Honda's New Passenger Airbag Design


"Oblique" crash tests, where the front of a vehicle is impacted at an angle, have shed light on a problem: in driver's side oblique tests, in many vehicles, the passenger's head slips off the airbag and impacts the dash, causing dangerous twisting forces to the neck and brain as well as potential hard impact injuries from the dash.

You can see that in the top video, where a stationary 2012 Honda CR-V is impacted at 56 mph at a 15 degree angle at a 35% front overlap on the driver's side. The driver airbag contains the driver dummy's head and chest, and injury measures are low. The passenger's head slips off the airbag and impacts the center of the dash, causing fairly high head injury measures. The same pattern was seen in many vehicles that NHTSA tested, and the root problem was often a passenger airbag that was too narrow. The airbag designs worked fine in full frontal or offset frontal crashes, where the front end hit something straight on. The angle causes the passenger's head to move outboard of the airbag's zone of protection.
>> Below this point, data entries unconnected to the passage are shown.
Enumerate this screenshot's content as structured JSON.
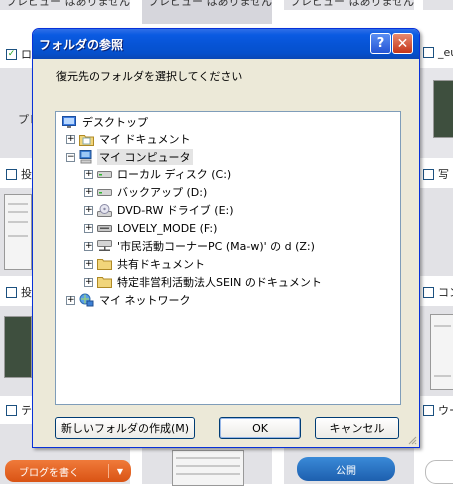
{
  "background": {
    "preview_texts": [
      "プレビュー はありません",
      "プレビュー はありません",
      "プレビュー はありません"
    ],
    "side_labels": [
      "プレ"
    ],
    "checkbox_labels": [
      "ロ",
      "_eu",
      "投",
      "写",
      "投",
      "コン",
      "テ",
      "ウー"
    ],
    "blog_button": "ブログを書く",
    "publish_button": "公開"
  },
  "dialog": {
    "title": "フォルダの参照",
    "help_glyph": "?",
    "close_glyph": "✕",
    "prompt": "復元先のフォルダを選択してください",
    "tree": [
      {
        "label": "デスクトップ",
        "icon": "desktop-icon",
        "expander": ""
      },
      {
        "label": "マイ ドキュメント",
        "icon": "my-documents-icon",
        "expander": "+"
      },
      {
        "label": "マイ コンピュータ",
        "icon": "my-computer-icon",
        "expander": "−"
      },
      {
        "label": "ローカル ディスク (C:)",
        "icon": "hard-disk-icon",
        "expander": "+"
      },
      {
        "label": "バックアップ (D:)",
        "icon": "hard-disk-icon",
        "expander": "+"
      },
      {
        "label": "DVD-RW ドライブ (E:)",
        "icon": "dvd-drive-icon",
        "expander": "+"
      },
      {
        "label": "LOVELY_MODE (F:)",
        "icon": "removable-disk-icon",
        "expander": "+"
      },
      {
        "label": "'市民活動コーナーPC (Ma-w)' の d (Z:)",
        "icon": "network-drive-icon",
        "expander": "+"
      },
      {
        "label": "共有ドキュメント",
        "icon": "folder-icon",
        "expander": "+"
      },
      {
        "label": "特定非営利活動法人SEIN のドキュメント",
        "icon": "folder-icon",
        "expander": "+"
      },
      {
        "label": "マイ ネットワーク",
        "icon": "my-network-icon",
        "expander": "+"
      }
    ],
    "buttons": {
      "new_folder": "新しいフォルダの作成(M)",
      "ok": "OK",
      "cancel": "キャンセル"
    }
  },
  "colors": {
    "titlebar": "#0754d6",
    "dialog_face": "#ece9d8",
    "close_button": "#c4351a",
    "blog_button": "#e0601e",
    "publish_button": "#1d5fae"
  }
}
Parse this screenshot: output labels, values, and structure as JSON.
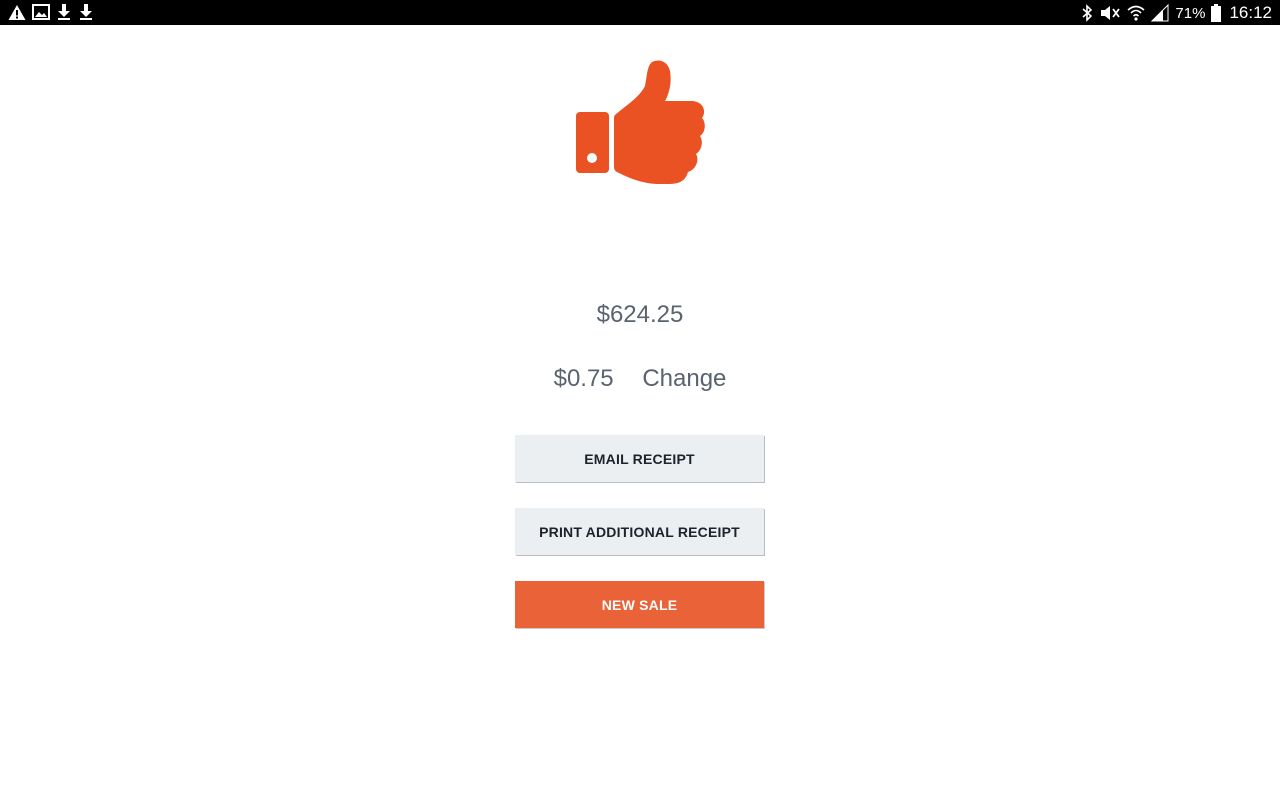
{
  "status_bar": {
    "left_icons": [
      "warning-icon",
      "image-icon",
      "download-icon",
      "download-icon"
    ],
    "right_icons": [
      "bluetooth-icon",
      "mute-icon",
      "wifi-icon",
      "signal-icon",
      "battery-icon"
    ],
    "battery_percent": "71%",
    "time": "16:12"
  },
  "success_icon": "thumbs-up-icon",
  "payment": {
    "total": "$624.25",
    "change_amount": "$0.75",
    "change_label": "Change"
  },
  "actions": {
    "email_receipt": "EMAIL RECEIPT",
    "print_receipt": "PRINT ADDITIONAL RECEIPT",
    "new_sale": "NEW SALE"
  },
  "colors": {
    "accent": "#ea5224",
    "button_primary": "#ea6237",
    "button_secondary": "#eceff2",
    "text": "#5a6370"
  }
}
Driver airbags often come much closer to drivers than passenger airbags do to passengers seated with the seat the same distance back, and as such are often much better at containing forward movement; in addition, they are made with keeping the head from hitting the steering wheel in mind, making it much more difficult for the head to hit the dash.

Passenger airbags inflate with more force, by nature; they're larger. And, passengers can be of a much wider range of sizes and positions than drivers; passengers can include children, whereas drivers generally don't, and passengers are more often "out of position". Many 1990's airbag designs were infamous for seriously injuring and even killing children and other small passengers. Occupant sensors and better designs have largely eliminated this problem in newer cars.